Nathan Baschez: How to Prioritize a Roadmap. There are two ubiquitous pieces of advice on how to prioritize a product roadmap. Unfortunately, both are useless.

The first is to create a spreadsheet to list all your ideas, and score each one by how much it will cost to build and how much impact it will have.

1. Prioritization isn’t about prioritization

You don’t get good at prioritization by learning frameworks to help you sort a list of ideas. Instead, you master it by learning general and domain-specific business knowledge

2. Prioritization is where every skill related to company building converges into a single choke point.

in order to decide what should be done (and what shouldn’t), someone has to integrate all this knowledge.

3. Generalists beat specialists at prioritization

4. Prioritization decisions are hard to explain

there is no simple answer. These decisions depend on a multitude of factors and personal experiences.

5. Garbage in, garbage out; diamonds in, diamonds out

If you don’t have any good ideas in your list, it doesn’t matter how effectively you prioritize them. (This might seem obvious, but most people don’t spend enough time on ideation.) Conversely, if your list of ideas is full of bangers, prioritization doesn’t matter that much.

6. Starting from business goals is dangerous

there are two main sources of ideas:
Problems customers have (e.g., write faster)
Goals the business has (e.g., build a network effect)

It’s better to prioritize ideas that come from the first source

7. Big leaps aren’t always worth it

Perhaps you’d be better off polishing what you have. You’d be surprised how much you can move the metrics with seemingly small ideas. (compounding)

8. Beware the streetlight effect

you also know that those collaboration features won’t matter if the core value—the way AI is integrated into the writing experience—isn’t as solid as possible. So it makes sense to focus on these features, even if they have less of an obvious 1:1 correlation to growth than some others.

There are certain types of ideas that have an impact that is hard to measure.

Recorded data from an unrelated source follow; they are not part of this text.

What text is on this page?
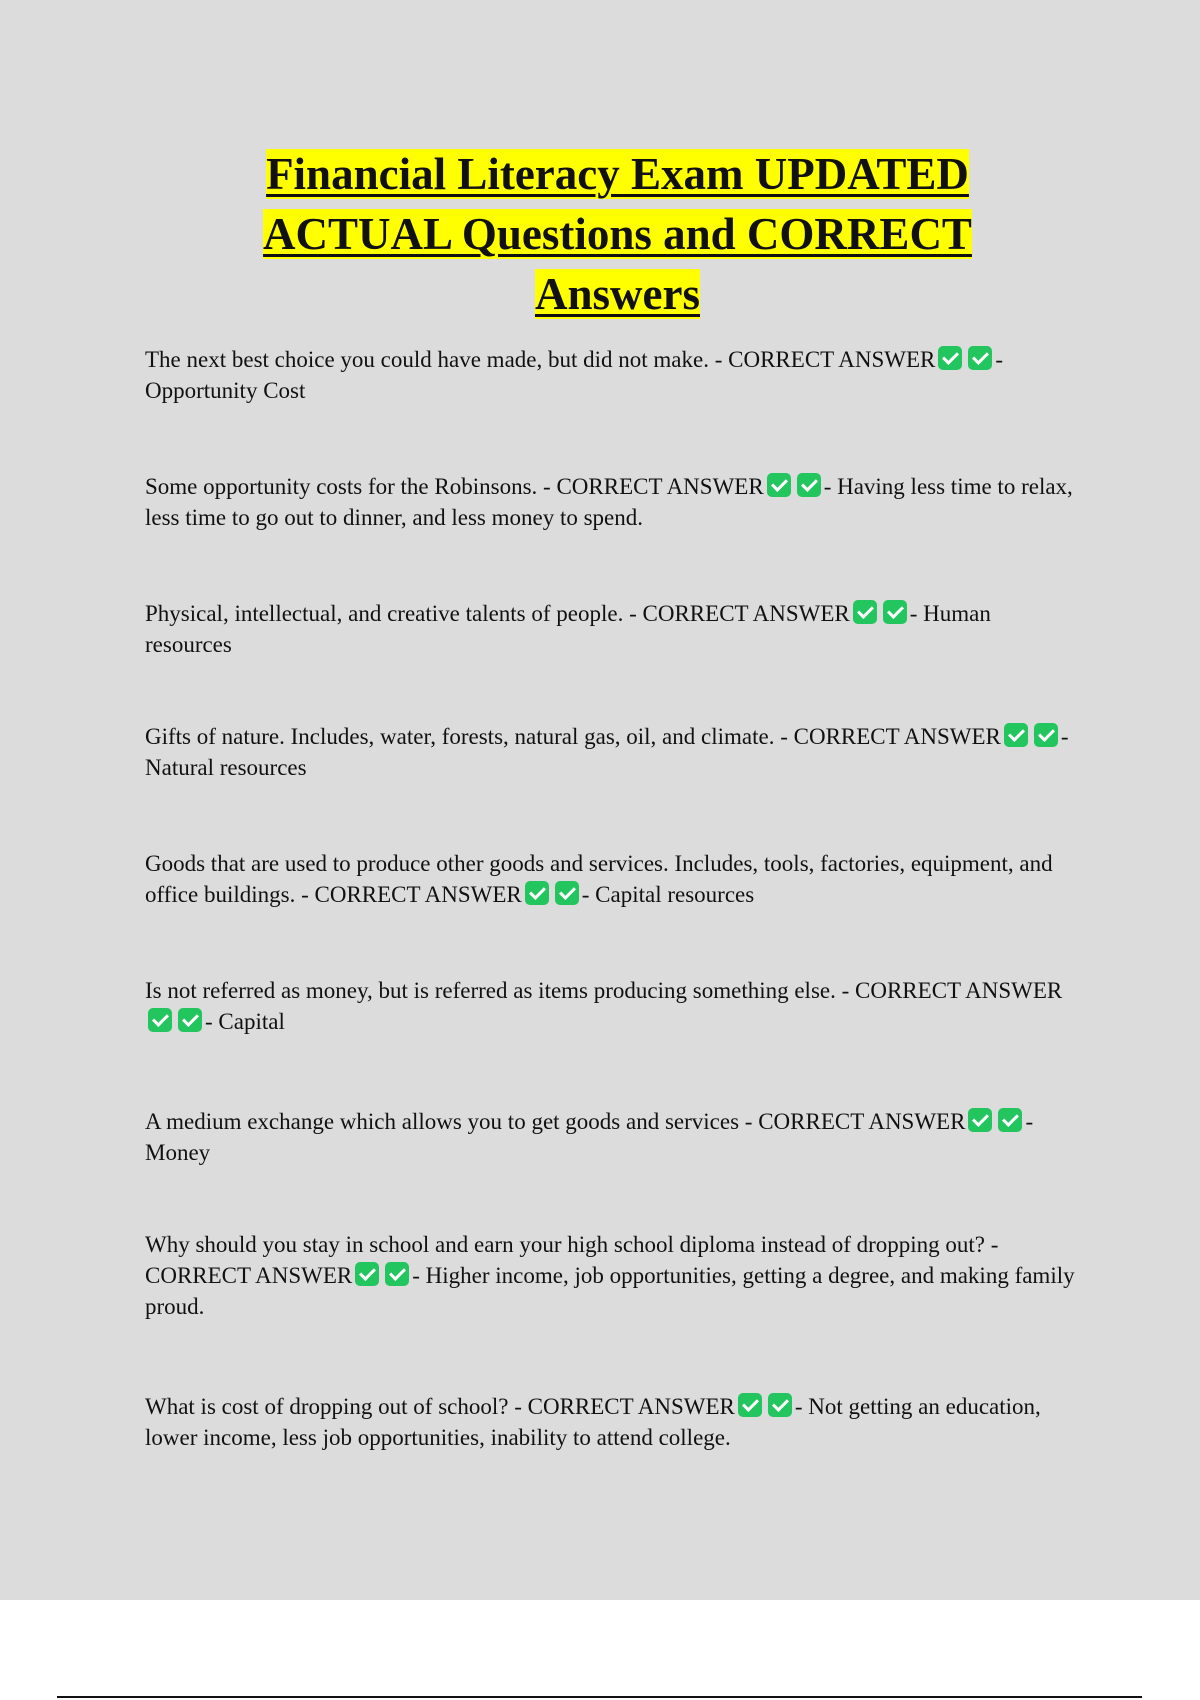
Financial Literacy Exam UPDATED ACTUAL Questions and CORRECT Answers

The next best choice you could have made, but did not make. - CORRECT ANSWER	- Opportunity Cost

Some opportunity costs for the Robinsons. - CORRECT ANSWER	- Having less time to relax, less time to go out to dinner, and less money to spend.

Physical, intellectual, and creative talents of people. - CORRECT ANSWER	- Human resources

Gifts of nature. Includes, water, forests, natural gas, oil, and climate. - CORRECT ANSWER	- Natural resources

Goods that are used to produce other goods and services. Includes, tools, factories, equipment, and office buildings. - CORRECT ANSWER	- Capital resources

Is not referred as money, but is referred as items producing something else. - CORRECT ANSWER- Capital

A medium exchange which allows you to get goods and services - CORRECT ANSWER	- Money

Why should you stay in school and earn your high school diploma instead of dropping out? - CORRECT ANSWER	- Higher income, job opportunities, getting a degree, and making family proud.

What is cost of dropping out of school? - CORRECT ANSWER	- Not getting an education, lower income, less job opportunities, inability to attend college.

In low-trust teams (more on this in thesis number 10), these ideas never get done even when they’re obviously important because they’re too hard to justify compared to “streetlight ideas,” like revamping a viral invite flow.

9. Define an organizing principle

Startups obsess over weekly growth rates, and public companies obsess over margins—but these are goals, not strategies. The best companies choose narrative frames in addition to measurable goals that help them stay focused. (strategic context)

10. Prioritization is about trust and alignment

the shared understanding created within a team by going through a prioritization process together.

by having hard conversations as a group, we'll be prepared to handle those contingencies.

the only way to get a group to truly understand a strategy is to go beyond a high-level articulation and show what it means when hard decisions about resource allocation trade-offs are faced.